Dramatischer Beitrag zur Geschichtsschreibung
Gleichwohl lautete das Fazit von Benz: "Der Film ist über den Appell an die moralische Sensibilität des Betrachters hinaus ein dramatischer Beitrag zu Geschichtsschreibung und Aufklärung."
Weniger gnädig zeigte sich der mittlerweile verstorbene französische Filmemacher Claude Lanzmann, der die neunstündige Dokumentation "Shoah" gedreht hatte.
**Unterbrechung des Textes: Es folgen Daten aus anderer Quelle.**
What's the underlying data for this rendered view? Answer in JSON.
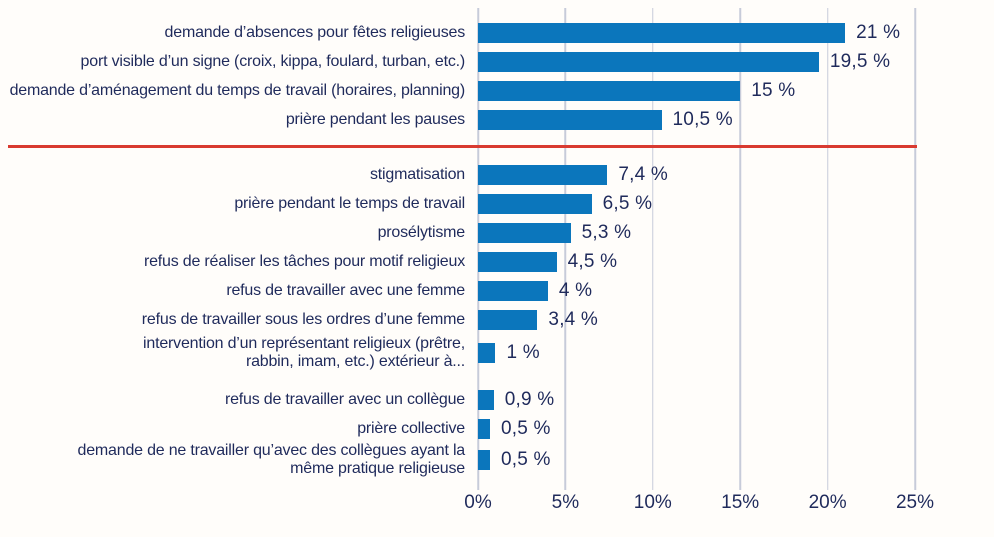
{
  "chart_data": {
    "type": "bar",
    "orientation": "horizontal",
    "title": "",
    "xlabel": "",
    "ylabel": "",
    "xlim": [
      0,
      25
    ],
    "grid": "vertical-on",
    "bar_color": "#0B76BC",
    "divider_color": "#D93A30",
    "text_color": "#1F2A5B",
    "x_ticks": [
      "0%",
      "5%",
      "10%",
      "15%",
      "20%",
      "25%"
    ],
    "rows": [
      {
        "label": "demande d’absences pour fêtes religieuses",
        "value": 21,
        "value_label": "21 %"
      },
      {
        "label": "port visible d’un signe (croix, kippa, foulard, turban, etc.)",
        "value": 19.5,
        "value_label": "19,5 %"
      },
      {
        "label": "demande d’aménagement du temps de travail (horaires, planning)",
        "value": 15,
        "value_label": "15 %"
      },
      {
        "label": "prière pendant les pauses",
        "value": 10.5,
        "value_label": "10,5 %"
      },
      {
        "label": "stigmatisation",
        "value": 7.4,
        "value_label": "7,4 %"
      },
      {
        "label": "prière pendant le temps de travail",
        "value": 6.5,
        "value_label": "6,5 %"
      },
      {
        "label": "prosélytisme",
        "value": 5.3,
        "value_label": "5,3 %"
      },
      {
        "label": "refus de réaliser les tâches pour motif religieux",
        "value": 4.5,
        "value_label": "4,5 %"
      },
      {
        "label": "refus de travailler avec une femme",
        "value": 4,
        "value_label": "4 %"
      },
      {
        "label": "refus de travailler sous les ordres d’une femme",
        "value": 3.4,
        "value_label": "3,4 %"
      },
      {
        "label": "intervention d’un représentant religieux (prêtre, rabbin, imam, etc.) extérieur à...",
        "value": 1,
        "value_label": "1 %"
      },
      {
        "label": "refus de travailler avec un collègue",
        "value": 0.9,
        "value_label": "0,9 %"
      },
      {
        "label": "prière collective",
        "value": 0.5,
        "value_label": "0,5 %"
      },
      {
        "label": "demande de ne travailler qu’avec des collègues ayant la même pratique religieuse",
        "value": 0.5,
        "value_label": "0,5 %"
      }
    ]
  }
}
Mit seinem 1985 erschienenen Film, für den er Opfer und Täter des Holocaust zu Wort kommen ließ, galt er als einer der wichtigsten Dokumentaristen zum Thema.
1994 äußerte er in der "Frankfurter Allgemeinen Zeitung" nicht nur künstlerische Vorbehalte gegen "Schindlers Liste": "Wie soll er sagen, was der Holocaust gewesen ist, indem er die Geschichte eines Deutschen erzählt, der 1.200 Juden gerettet hat, während doch die überwältigende Mehrheit der Juden nicht gerettet wurde?" Am meisten werfe er Spielberg aber vor, dass er den Holocaust "anhand der Person eines Deutschen zeigt".
Dieser Deutsche sei ein "guter Mensch" gewesen, sagte einmal Michael Emge, der auf der Liste stand und mittlerweile verstorben ist.
Als Dokumentation fraglich
"Privat aber war er auch ein Schuft. Alkohol, Frauen, Geld. Diese drei Dinge waren ihm wichtig." Seine Meinung zu dem Film? "Ein Hollywood-Meisterwerk. Als Dokumentation ist er aber eher nicht zu gebrauchen." Der Film unterschlage etwa die "wichtige Rolle" von Schindlers Frau Emilie bei der Rettung der Juden.
Ungeachtet aller Debatten gewann der Film mit Liam Neeson als Oskar Schindler, Ralph Fiennes als Amon Göth, dem sadistischen Kommandanten des Lagers Plaszow bei Krakau, und Ben Kingsley als Itzhak Stern, der sich an der Rettung der "Schindlerjuden" beteiligte, sieben Oscars.
Die Holocaust-Gedenkstätte Yad Vashem erkannte das Ehepaar Schindler als "Gerechte unter den Völkern" an.